Additionally, a skin infection with pityrosporum (a yeast) is common. A yeast is a single-celled fungus. The source of the yeast infection is usually located on the scalp. As a result of the infection, eczema often develops (the famous ‘dandruff'). Also on the back and chest, numerous one to two millimeters large itchy, red bumps with pus heads can appear. Folliculitis on the scalp and in the face (beard area) can sometimes also be caused by dermatophyton fungi. Fungi that can cause folliculitis are usually transferred by pets and other animals.
An infection with the herpes virus may occasionally spread to the hair follicles in the immediate vicinity and cause folliculitis. This usually happens around the mouth. Folliculitis sometimes also occurs with acne, as side effect of certain medications or in case of an autoimmune disease. In the latter case, the immune system sees the healthy cells in the hair follicles as a threat and attacks them. The body reacts with an inflammatory response. Folliculitis is not contagious to other people.


The inflammation can occur anywhere on the body where hair is found. The condition usually occurs on the arms, legs, back, scalp, face and neck. Characteristic for folliculitis are the small pus heads in the opening of the hair follicle. Pus heads can break, causing superficial wounds which can produce yellow exudate. The inflammation may extend deeper into the skin, thus creating red, painful bumps in the skin. These skin disorders can cause a lot of itch.
Although folliculitis may resemble acne (pimples), it is essentially different. Acne is mainly an inflammation of the sebacious glands and not just of the upper part of the hair follicle. Other skin conditions that are similar to folliculitis, but actually are not, are rosacea, perioral dermatitis and pseudofolliculitis.

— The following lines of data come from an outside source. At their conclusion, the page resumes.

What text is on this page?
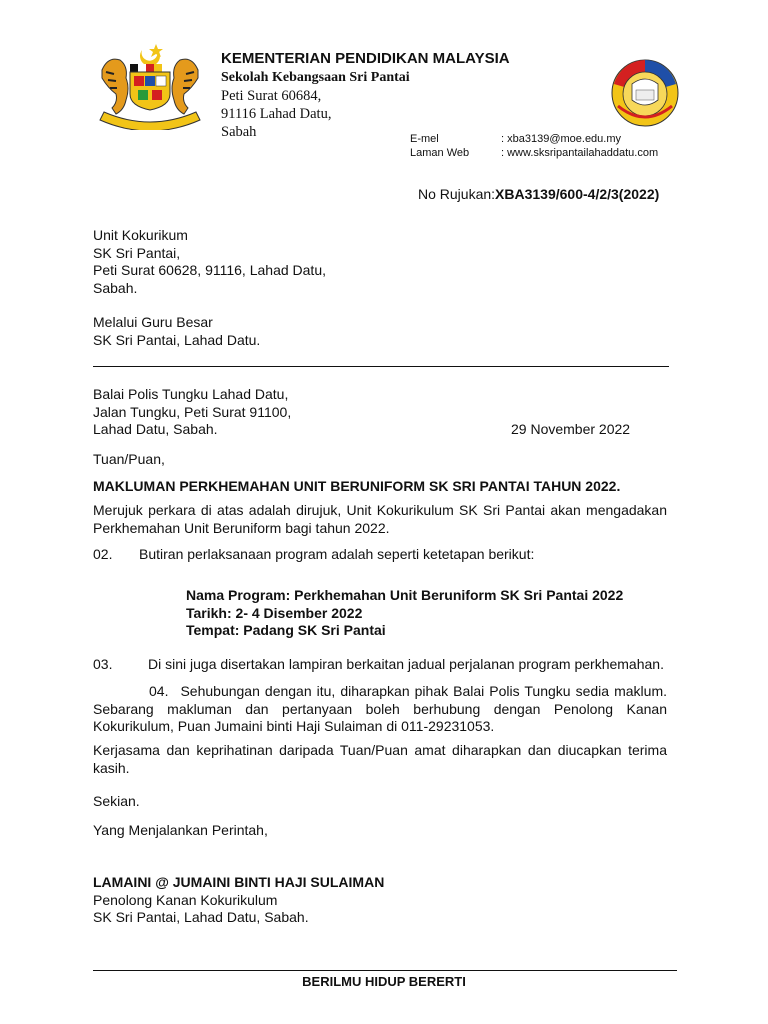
KEMENTERIAN PENDIDIKAN MALAYSIA
Sekolah Kebangsaan Sri Pantai
Peti Surat 60684,
91116 Lahad Datu,
Sabah	E-mel	: xba3139@moe.edu.my
Laman Web	: www.sksripantailahaddatu.com
No Rujukan:XBA3139/600-4/2/3(2022)
Unit Kokurikum
SK Sri Pantai,
Peti Surat 60628, 91116, Lahad Datu,
Sabah.
Melalui Guru Besar
SK Sri Pantai, Lahad Datu.
Balai Polis Tungku Lahad Datu,
Jalan Tungku, Peti Surat 91100,
Lahad Datu, Sabah.	29 November 2022
Tuan/Puan,
MAKLUMAN PERKHEMAHAN UNIT BERUNIFORM SK SRI PANTAI TAHUN 2022.
Merujuk perkara di atas adalah dirujuk, Unit Kokurikulum SK Sri Pantai akan mengadakan Perkhemahan Unit Beruniform bagi tahun 2022.
02. Butiran perlaksanaan program adalah seperti ketetapan berikut:
Nama Program: Perkhemahan Unit Beruniform SK Sri Pantai 2022
Tarikh: 2- 4 Disember 2022
Tempat: Padang SK Sri Pantai
03.	Di sini juga disertakan lampiran berkaitan jadual perjalanan program perkhemahan.
04. Sehubungan dengan itu, diharapkan pihak Balai Polis Tungku sedia maklum. Sebarang makluman dan pertanyaan boleh berhubung dengan Penolong Kanan Kokurikulum, Puan Jumaini binti Haji Sulaiman di 011-29231053.
Kerjasama dan keprihatinan daripada Tuan/Puan amat diharapkan dan diucapkan terima kasih.
Sekian.
Yang Menjalankan Perintah,
LAMAINI @ JUMAINI BINTI HAJI SULAIMAN
Penolong Kanan Kokurikulum
SK Sri Pantai, Lahad Datu, Sabah.
BERILMU HIDUP BERERTI
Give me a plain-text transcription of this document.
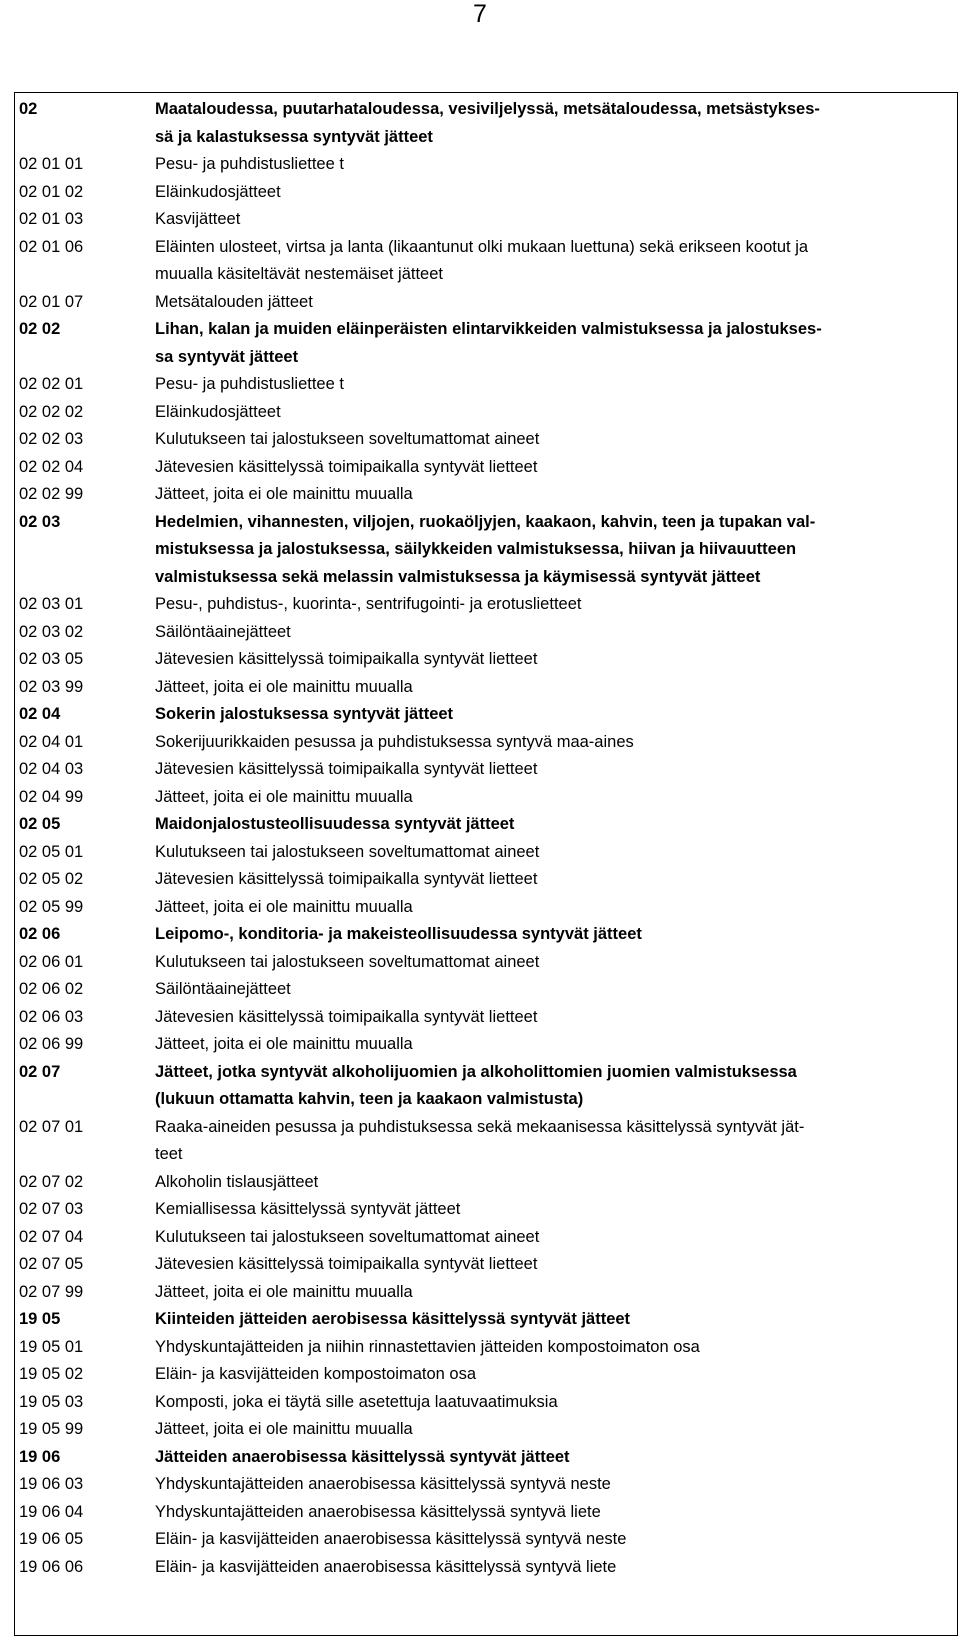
7
02	Maataloudessa, puutarhataloudessa, vesiviljelyssä, metsätaloudessa, metsästykses-
sä ja kalastuksessa syntyvät jätteet
02 01 01	Pesu- ja puhdistusliettee t
02 01 02	Eläinkudosjätteet
02 01 03	Kasvijätteet
02 01 06	Eläinten ulosteet, virtsa ja lanta (likaantunut olki mukaan luettuna) sekä erikseen kootut ja
muualla käsiteltävät nestemäiset jätteet
02 01 07	Metsätalouden jätteet
02 02	Lihan, kalan ja muiden eläinperäisten elintarvikkeiden valmistuksessa ja jalostukses-
sa syntyvät jätteet
02 02 01	Pesu- ja puhdistusliettee t
02 02 02	Eläinkudosjätteet
02 02 03	Kulutukseen tai jalostukseen soveltumattomat aineet
02 02 04	Jätevesien käsittelyssä toimipaikalla syntyvät lietteet
02 02 99	Jätteet, joita ei ole mainittu muualla
02 03	Hedelmien, vihannesten, viljojen, ruokaöljyjen, kaakaon, kahvin, teen ja tupakan val-
mistuksessa ja jalostuksessa, säilykkeiden valmistuksessa, hiivan ja hiivauutteen
valmistuksessa sekä melassin valmistuksessa ja käymisessä syntyvät jätteet
02 03 01	Pesu-, puhdistus-, kuorinta-, sentrifugointi- ja erotuslietteet
02 03 02	Säilöntäainejätteet
02 03 05	Jätevesien käsittelyssä toimipaikalla syntyvät lietteet
02 03 99	Jätteet, joita ei ole mainittu muualla
02 04	Sokerin jalostuksessa syntyvät jätteet
02 04 01	Sokerijuurikkaiden pesussa ja puhdistuksessa syntyvä maa-aines
02 04 03	Jätevesien käsittelyssä toimipaikalla syntyvät lietteet
02 04 99	Jätteet, joita ei ole mainittu muualla
02 05	Maidonjalostusteollisuudessa syntyvät jätteet
02 05 01	Kulutukseen tai jalostukseen soveltumattomat aineet
02 05 02	Jätevesien käsittelyssä toimipaikalla syntyvät lietteet
02 05 99	Jätteet, joita ei ole mainittu muualla
02 06	Leipomo-, konditoria- ja makeisteollisuudessa syntyvät jätteet
02 06 01	Kulutukseen tai jalostukseen soveltumattomat aineet
02 06 02	Säilöntäainejätteet
02 06 03	Jätevesien käsittelyssä toimipaikalla syntyvät lietteet
02 06 99	Jätteet, joita ei ole mainittu muualla
02 07	Jätteet, jotka syntyvät alkoholijuomien ja alkoholittomien juomien valmistuksessa
(lukuun ottamatta kahvin, teen ja kaakaon valmistusta)
02 07 01	Raaka-aineiden pesussa ja puhdistuksessa sekä mekaanisessa käsittelyssä syntyvät jät-
teet
02 07 02	Alkoholin tislausjätteet
02 07 03	Kemiallisessa käsittelyssä syntyvät jätteet
02 07 04	Kulutukseen tai jalostukseen soveltumattomat aineet
02 07 05	Jätevesien käsittelyssä toimipaikalla syntyvät lietteet
02 07 99	Jätteet, joita ei ole mainittu muualla
19 05	Kiinteiden jätteiden aerobisessa käsittelyssä syntyvät jätteet
19 05 01	Yhdyskuntajätteiden ja niihin rinnastettavien jätteiden kompostoimaton osa
19 05 02	Eläin- ja kasvijätteiden kompostoimaton osa
19 05 03	Komposti, joka ei täytä sille asetettuja laatuvaatimuksia
19 05 99	Jätteet, joita ei ole mainittu muualla
19 06	Jätteiden anaerobisessa käsittelyssä syntyvät jätteet
19 06 03	Yhdyskuntajätteiden anaerobisessa käsittelyssä syntyvä neste
19 06 04	Yhdyskuntajätteiden anaerobisessa käsittelyssä syntyvä liete
19 06 05	Eläin- ja kasvijätteiden anaerobisessa käsittelyssä syntyvä neste
19 06 06	Eläin- ja kasvijätteiden anaerobisessa käsittelyssä syntyvä liete
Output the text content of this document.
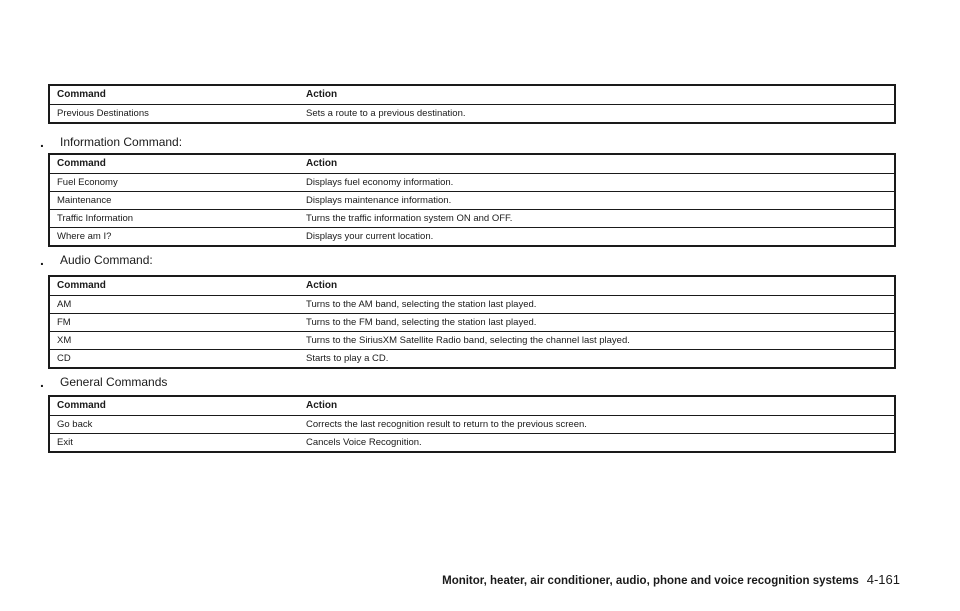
Command	Action
Previous Destinations	Sets a route to a previous destination.
.	Information Command:
Command	Action
Fuel Economy	Displays fuel economy information.
Maintenance	Displays maintenance information.
Traffic Information	Turns the traffic information system ON and OFF.
Where am I?	Displays your current location.
.	Audio Command:
Command	Action
AM	Turns to the AM band, selecting the station last played.
FM	Turns to the FM band, selecting the station last played.
XM	Turns to the SiriusXM Satellite Radio band, selecting the channel last played.
CD	Starts to play a CD.
.	General Commands
Command	Action
Go back	Corrects the last recognition result to return to the previous screen.
Exit	Cancels Voice Recognition.
Monitor, heater, air conditioner, audio, phone and voice recognition systems 4-161
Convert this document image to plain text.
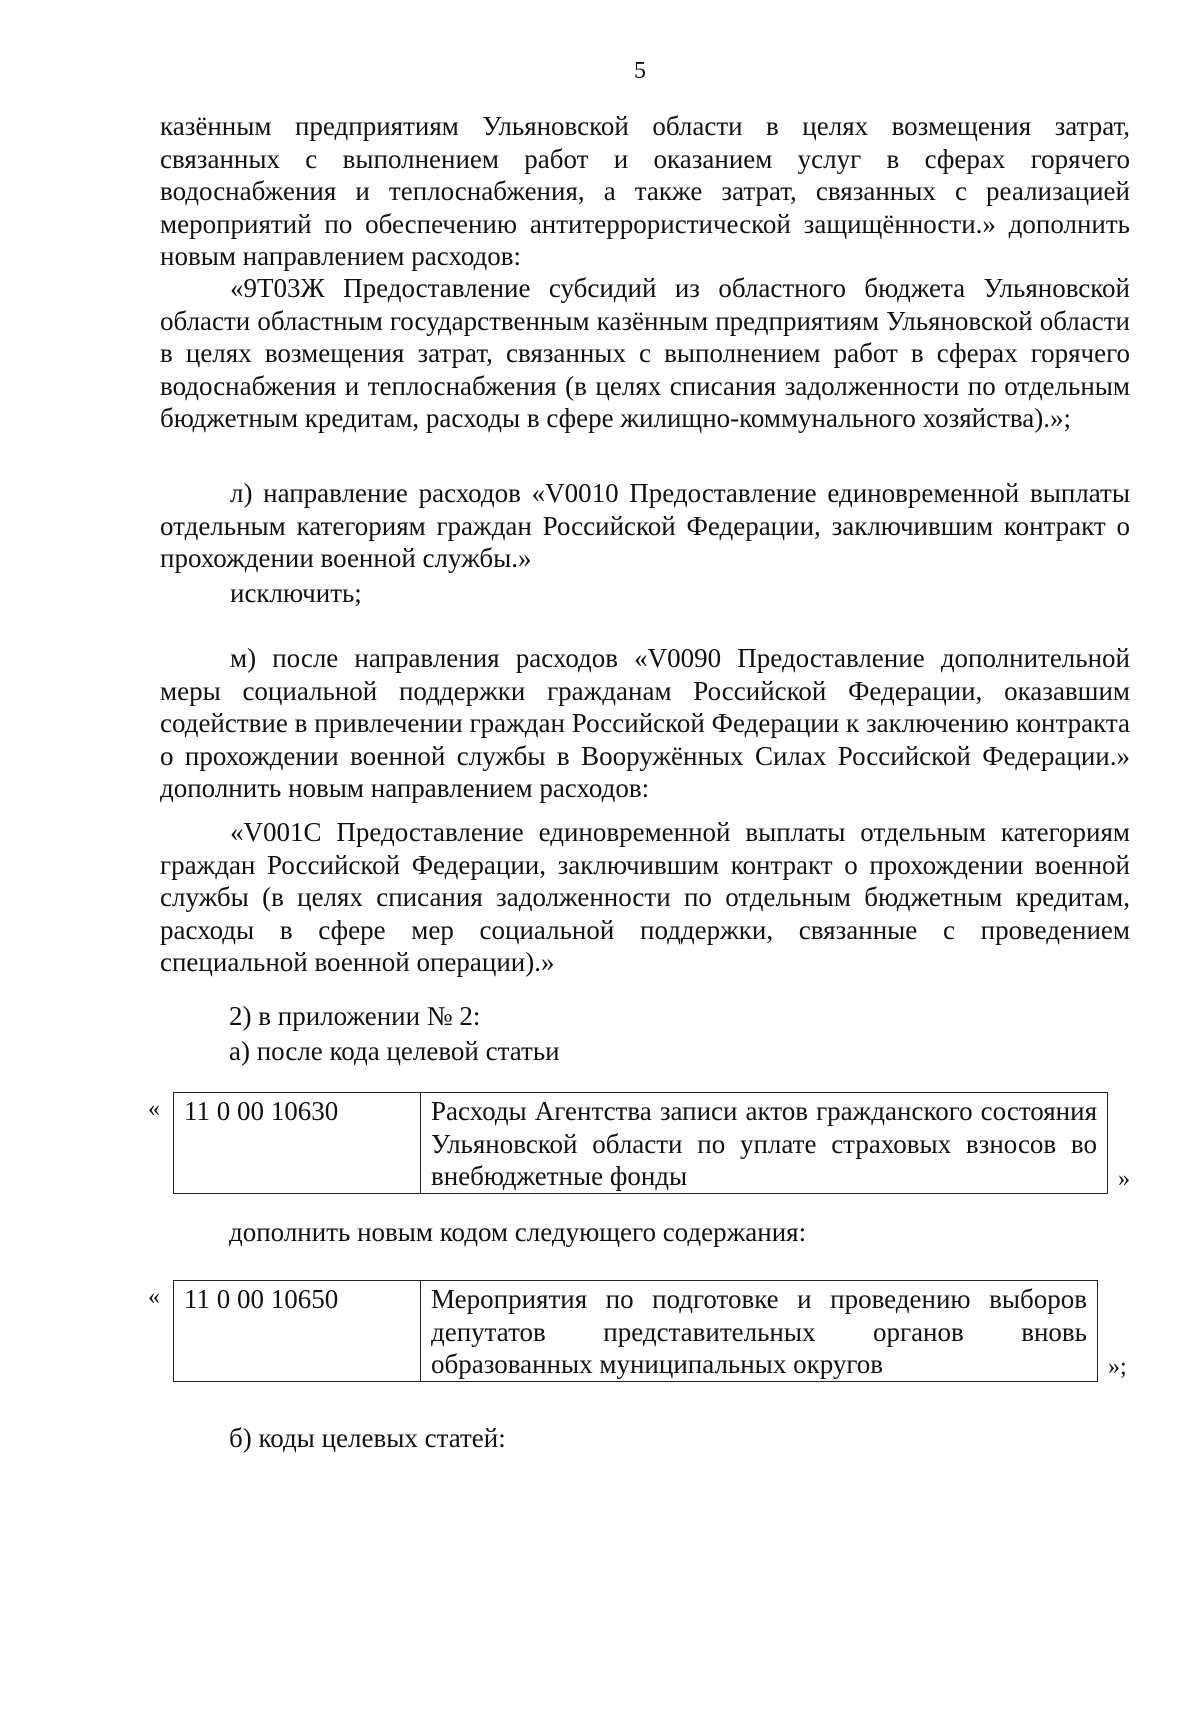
5

казённым предприятиям Ульяновской области в целях возмещения затрат, связанных с выполнением работ и оказанием услуг в сферах горячего водоснабжения и теплоснабжения, а также затрат, связанных с реализацией мероприятий по обеспечению антитеррористической защищённости.» дополнить новым направлением расходов:

«9Т03Ж Предоставление субсидий из областного бюджета Ульяновской области областным государственным казённым предприятиям Ульяновской области в целях возмещения затрат, связанных с выполнением работ в сферах горячего водоснабжения и теплоснабжения (в целях списания задолженности по отдельным бюджетным кредитам, расходы в сфере жилищно-коммунального хозяйства).»;

л) направление расходов «V0010 Предоставление единовременной выплаты отдельным категориям граждан Российской Федерации, заключившим контракт о прохождении военной службы.»

исключить;

м) после направления расходов «V0090 Предоставление дополнительной меры социальной поддержки гражданам Российской Федерации, оказавшим содействие в привлечении граждан Российской Федерации к заключению контракта о прохождении военной службы в Вооружённых Силах Российской Федерации.» дополнить новым направлением расходов:

«V001С Предоставление единовременной выплаты отдельным категориям граждан Российской Федерации, заключившим контракт о прохождении военной службы (в целях списания задолженности по отдельным бюджетным кредитам, расходы в сфере мер социальной поддержки, связанные с проведением специальной военной операции).»

2) в приложении № 2:

а) после кода целевой статьи

« 11 0 00 10630	Расходы Агентства записи актов гражданского состояния Ульяновской области по уплате страховых взносов во внебюджетные фонды	»

дополнить новым кодом следующего содержания:

« 11 0 00 10650	Мероприятия по подготовке и проведению выборов депутатов представительных органов вновь образованных муниципальных округов	»;

б) коды целевых статей:
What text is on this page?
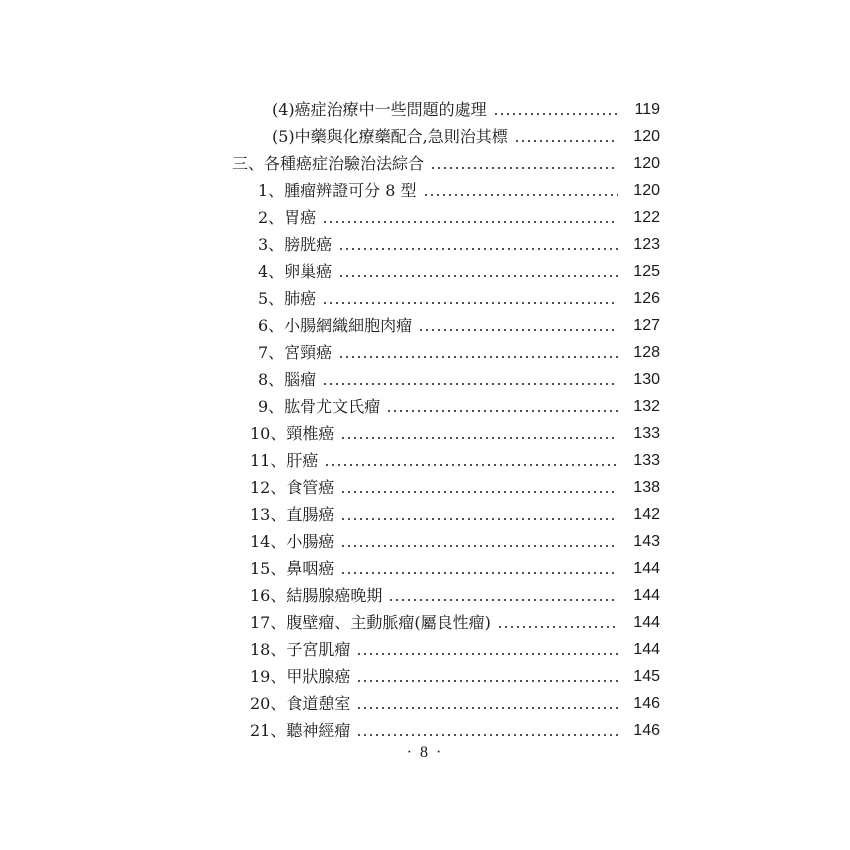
(4)癌症治療中一些問題的處理	119
(5)中藥與化療藥配合,急則治其標	120
三、各種癌症治驗治法綜合	120
1、腫瘤辨證可分 8 型	120
2、胃癌	122
3、膀胱癌	123
4、卵巢癌	125
5、肺癌	126
6、小腸網織細胞肉瘤	127
7、宮頸癌	128
8、腦瘤	130
9、肱骨尤文氏瘤	132
10、頸椎癌	133
11、肝癌	133
12、食管癌	138
13、直腸癌	142
14、小腸癌	143
15、鼻咽癌	144
16、結腸腺癌晚期	144
17、腹壁瘤、主動脈瘤(屬良性瘤)	144
18、子宮肌瘤	144
19、甲狀腺癌	145
20、食道憩室	146
21、聽神經瘤	146
· 8 ·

The doctor can often immediately see which type of folliculitis it (very probably) is. If there is doubt, a culture of the content of the pimples can be made. Since the outcome of the culture often takes some time (days to weeks), the patient will be given, in case of extensive folliculitis, a drug against the most likely cause of the condition.


Folliculitis often cures spontaneously and doesn’t need to be treated. If the condition often recurs and becomes chronic, the doctor may prescribe a treatment.
If bacteria have caused the infection, the skin can be treated by washing daily with an antibacterial soap (iodine or chlorhexidine). If the scalp is also affected, it can be washed with an iodine shampoo. Lubricating a honey-containing ointment can also be useful.
If yeasts are concerned, a cream or shampoo is usually prescribed by the doctor. Any defects on the scalp will also be treated.
If a drug has caused the skin disorder, it must obviously be discontinued.


Folliculitis usually proceeds without complications. Generally, it cures on its own. However, some people may develop folliculitis repeatedly. It’s therefore wise to let this skin condition be treated by the doctor.